In the bowl of a stand mixer with the dough hook attachment, add the flour, salt, and the bloomed yeasty water. Mix on low to incorporate everything, then, with the mixer still on, stream in the olive oil along the side of the bowl. Make sure it distributes evenly throughout the dough.
Once you feel comfortable, turn your mixer up to medium-low (level 2 or 4, if you’re using a KitchenAid) and leave to mix for 10 minutes, scraping down the sides as needed.

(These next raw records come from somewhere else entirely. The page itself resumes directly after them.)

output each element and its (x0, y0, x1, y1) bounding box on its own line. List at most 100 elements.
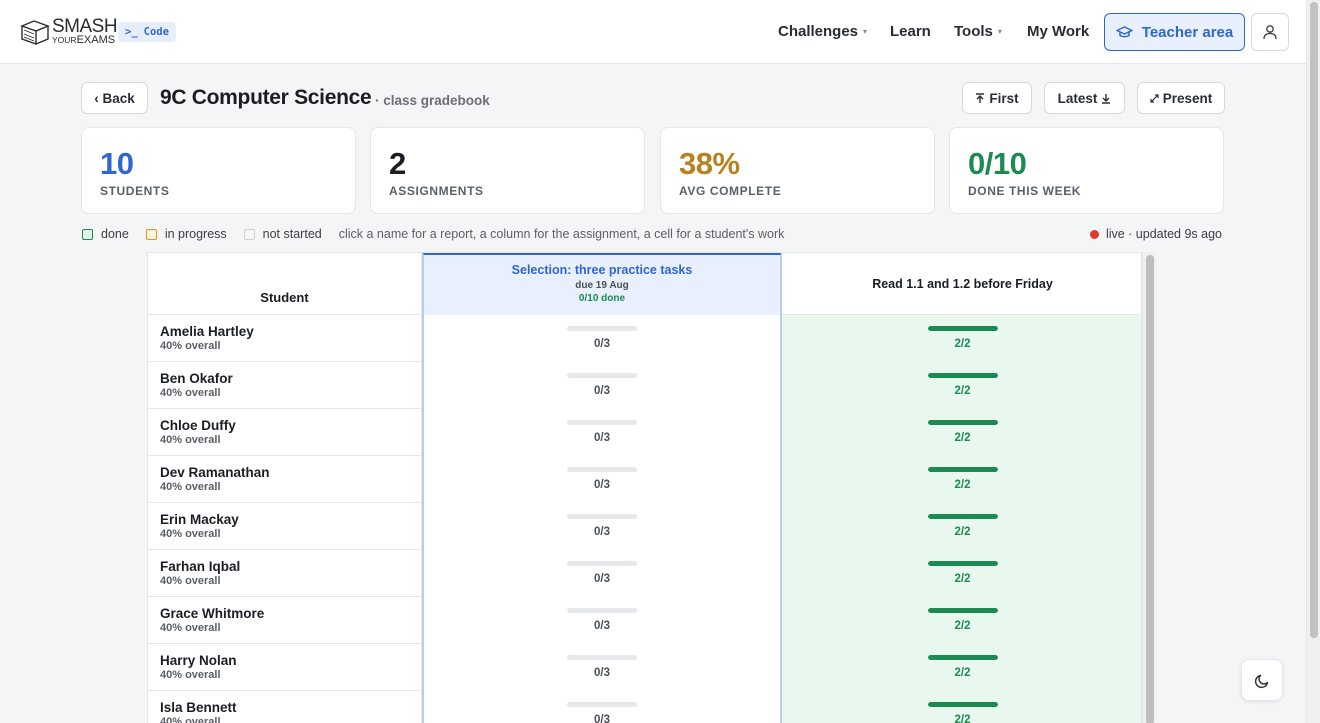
assignment-cell-1[interactable]: 0/3 (422, 691, 782, 723)
assignment-cell-1[interactable]: 0/3 (422, 644, 782, 691)
present-button[interactable]: Present (1137, 82, 1225, 114)
cell-progress-text: 0/3 (594, 714, 610, 723)
student-overall: 40% overall (160, 528, 221, 540)
latest-button-label: Latest (1057, 90, 1098, 106)
student-name: Harry Nolan (160, 653, 237, 668)
table-scrollbar-thumb[interactable] (1146, 255, 1154, 723)
theme-toggle-button[interactable] (1241, 659, 1283, 701)
arrow-to-bottom-icon (1102, 93, 1111, 104)
assignment-cell-1[interactable]: 0/3 (422, 315, 782, 362)
student-name-cell[interactable]: Amelia Hartley 40% overall (148, 315, 422, 362)
student-column-header: Student (148, 253, 422, 315)
graduation-cap-icon (1116, 25, 1133, 37)
table-row: Dev Ramanathan 40% overall 0/3 2/2 (148, 456, 1141, 503)
cell-progress-text: 2/2 (954, 526, 971, 538)
code-chip-label: Code (143, 26, 169, 38)
legend: done in progress not started click a nam… (82, 226, 784, 242)
assignment-cell-1[interactable]: 0/3 (422, 409, 782, 456)
table-row: Harry Nolan 40% overall 0/3 2/2 (148, 644, 1141, 691)
student-name-cell[interactable]: Erin Mackay 40% overall (148, 503, 422, 550)
assignment-cell-1[interactable]: 0/3 (422, 456, 782, 503)
student-name-cell[interactable]: Grace Whitmore 40% overall (148, 597, 422, 644)
nav-challenges[interactable]: Challenges ▾ (778, 23, 867, 40)
assignment-cell-2[interactable]: 2/2 (782, 691, 1141, 723)
expand-icon (1150, 93, 1159, 103)
moon-icon (1254, 674, 1268, 688)
nav-my-work[interactable]: My Work (1027, 23, 1089, 40)
cell-progress-text: 2/2 (954, 573, 971, 585)
student-name-cell[interactable]: Isla Bennett 40% overall (148, 691, 422, 723)
user-icon (1263, 25, 1277, 40)
progress-bar (927, 702, 998, 707)
back-button-label: ‹ Back (94, 90, 135, 106)
code-chip[interactable]: >_ Code (118, 22, 176, 42)
assignment-cell-2[interactable]: 2/2 (782, 456, 1141, 503)
logo[interactable]: SMASH YOUREXAMS (20, 16, 118, 46)
progress-bar-fill (927, 420, 998, 425)
assignment-cell-2[interactable]: 2/2 (782, 315, 1141, 362)
stat-label: DONE THIS WEEK (968, 184, 1082, 198)
latest-button[interactable]: Latest (1044, 82, 1125, 114)
assignment-cell-2[interactable]: 2/2 (782, 644, 1141, 691)
progress-bar (567, 561, 637, 566)
assignment-cell-2[interactable]: 2/2 (782, 362, 1141, 409)
assignment-cell-2[interactable]: 2/2 (782, 409, 1141, 456)
cell-progress-text: 0/3 (594, 620, 610, 632)
page-scrollbar[interactable] (1306, 0, 1320, 723)
stat-label: ASSIGNMENTS (389, 184, 484, 198)
progress-bar-fill (927, 561, 998, 566)
student-name: Grace Whitmore (160, 606, 265, 621)
assignment-cell-2[interactable]: 2/2 (782, 550, 1141, 597)
swatch-in-progress (145, 228, 157, 240)
student-overall: 40% overall (160, 669, 221, 681)
swatch-done (82, 228, 93, 240)
assignment-cell-2[interactable]: 2/2 (782, 597, 1141, 644)
progress-bar (927, 373, 998, 378)
back-button[interactable]: ‹ Back (81, 82, 148, 114)
assignment-title: Selection: three practice tasks (511, 263, 693, 277)
student-name-cell[interactable]: Dev Ramanathan 40% overall (148, 456, 422, 503)
stat-label: AVG COMPLETE (679, 184, 782, 198)
student-name-cell[interactable]: Chloe Duffy 40% overall (148, 409, 422, 456)
nav-my-work-label: My Work (1027, 23, 1090, 40)
nav-tools[interactable]: Tools ▾ (954, 23, 1002, 40)
student-name-cell[interactable]: Ben Okafor 40% overall (148, 362, 422, 409)
first-button-label: First (989, 90, 1019, 106)
progress-bar-fill (927, 702, 998, 707)
cell-progress-text: 2/2 (954, 620, 971, 632)
stat-value: 38% (679, 146, 740, 181)
progress-bar (567, 326, 637, 331)
assignment-cell-1[interactable]: 0/3 (422, 362, 782, 409)
student-name: Dev Ramanathan (160, 465, 270, 480)
assignment-title: Read 1.1 and 1.2 before Friday (872, 277, 1053, 291)
teacher-area-button[interactable]: Teacher area (1104, 13, 1245, 51)
cell-progress-text: 0/3 (594, 432, 610, 444)
first-button[interactable]: First (962, 82, 1032, 114)
progress-bar (927, 420, 998, 425)
student-name-cell[interactable]: Harry Nolan 40% overall (148, 644, 422, 691)
legend-in-progress-label: in progress (164, 227, 227, 241)
logo-line2-small: YOUR (52, 34, 77, 45)
assignment-cell-1[interactable]: 0/3 (422, 503, 782, 550)
student-name-cell[interactable]: Farhan Iqbal 40% overall (148, 550, 422, 597)
assignment-column-header-2[interactable]: Read 1.1 and 1.2 before Friday (782, 253, 1141, 315)
assignment-cell-1[interactable]: 0/3 (422, 550, 782, 597)
user-menu-button[interactable] (1251, 13, 1289, 51)
cell-progress-text: 0/3 (594, 385, 610, 397)
page-scrollbar-thumb[interactable] (1310, 2, 1318, 638)
nav-challenges-label: Challenges (778, 23, 859, 40)
assignment-cell-1[interactable]: 0/3 (422, 597, 782, 644)
progress-bar (927, 608, 998, 613)
progress-bar (927, 467, 998, 472)
books-icon (20, 20, 50, 45)
nav-learn[interactable]: Learn (890, 23, 931, 40)
progress-bar-fill (927, 467, 998, 472)
progress-bar-fill (927, 608, 998, 613)
table-scrollbar[interactable] (1142, 252, 1156, 723)
assignment-due: due 19 Aug (575, 280, 629, 291)
table-row: Chloe Duffy 40% overall 0/3 2/2 (148, 409, 1141, 456)
page-title: 9C Computer Science (160, 86, 372, 109)
assignment-column-header-1[interactable]: Selection: three practice tasks due 19 A… (422, 253, 782, 315)
table-header: Student Selection: three practice tasks … (148, 253, 1141, 315)
assignment-cell-2[interactable]: 2/2 (782, 503, 1141, 550)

After the dough becomes smooth and tacky, take it out of the bowl, fold the sides in your fingers until it becomes a smooth ball, and put in an oiled bowl to rise, covered, in the fridge overnight or 1-2 hours on the counter.
- 2 garlic cloves, minced
- ¼ cup olive oil, plus a drizzle for the pan
- 1 (28-oz.) can whole tomatoes (San Marzano if you want to be fancy)
- 1½ tsp. kosher salt
- 1 Tbsp sugar, 1 pinch red pepper flakes, and/or 3-4 leaves fresh basil (optional)
Saute the garlic in a drizzle of oil at the bottom of a medium or large saucepan for 1-2 minutes or until fragrant. Add the tomatoes, salt, and oil, cover the pot, and let stew on medium to medium-low for at least 30 minutes to an hour. Smash the tomatoes with a wooden spoon as you go if you prefer a chunky sauce, or blitz with a hand blender to get a smoother consistency. Taste and adjust seasonings, and add sugar, pepper flakes, and basil until you like the way it tastes.